O médico poderá acompanhar as informações e se comunicar via aplicativo com o paciente: “A ideia é que o dispositivo trabalhe com esses profissionais da saúde, não que compita com eles”, diz Patricia. Esse comentário tem um motivo específico. No começo do projeto, ela se deparou com um dilema ético: e se os usuários descuidassem da saúde sabendo que um aparelho diria o que fazer, quando fazer?
Sou completamente envolvida com tecnologia, amo inteligência artificial, automação. Mas me preocupa a possibilidade de as pessoas delegarem sua capacidade de pensar para uma máquina
Patricia Guedes
Na prática, seria alguém deixando de se alimentar corretamente ou tomar os remédios adequados, por exemplo, sabendo que seria alertado caso a saúde “desse pau”. Por fim, decidiu apostar em sua criação. “Recebi e-mails de pessoas querendo fazer parte do grupo de testes e essas mensagens me trouxeram a resposta. Não tenho conclusão fechada, mas esperança de que se chegue a um equilíbrio sobre o uso dessas ferramentas”, continua.
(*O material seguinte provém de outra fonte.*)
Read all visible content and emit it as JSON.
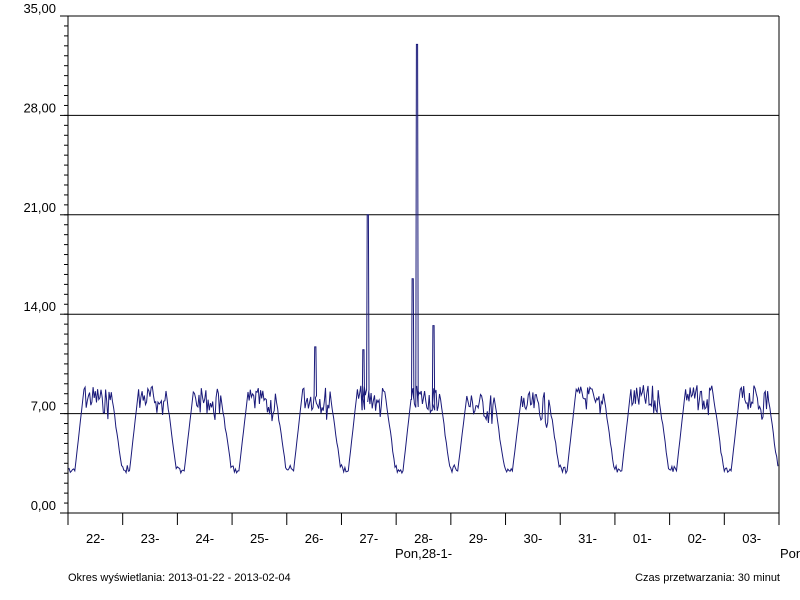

Nessa mesma linha, a médica Ana Cristina Ribeiro Zollner comemora a inovação e faz um alerta. “Realizar exame de sangue com apenas uma gota, em seu domicilio, é uma revolução. E como tudo que é novo deve ser analisado e ponderado com bom senso”, diz a diretora de ensino e residência médica da SPSP (Sociedade de Pediatria de São Paulo) e coordenadora-adjunta do curso de medicina da Universidade de Santo Amaro.
Ela lembra que, por muitos anos, diabéticos morriam por não ter como controlar a glicemia --algo simples hoje em dia. “Entretanto, sabemos que muitos não utilizam esta tecnologia de maneira adequada e as complicações ocorrem, como ocorreriam em outras situações”, continua, reforçando a importância da análise correta dos resultados. “Uma interpretação inadequada pode acarretar automedicação, complicações clínicas e até evoluir para sequelas ou até mesmo óbito.”
Recentemente, outros pesquisadores anunciaram a criação de dispositivos parecidos, que prometem fazer exame de sangue em casa com baixo custo e resultados rápidos --muitos ainda não estão no mercado. Patricia diz acreditar que se trata de uma tendência: “Já existia a demanda, mas não a tecnologia para viabilizar”.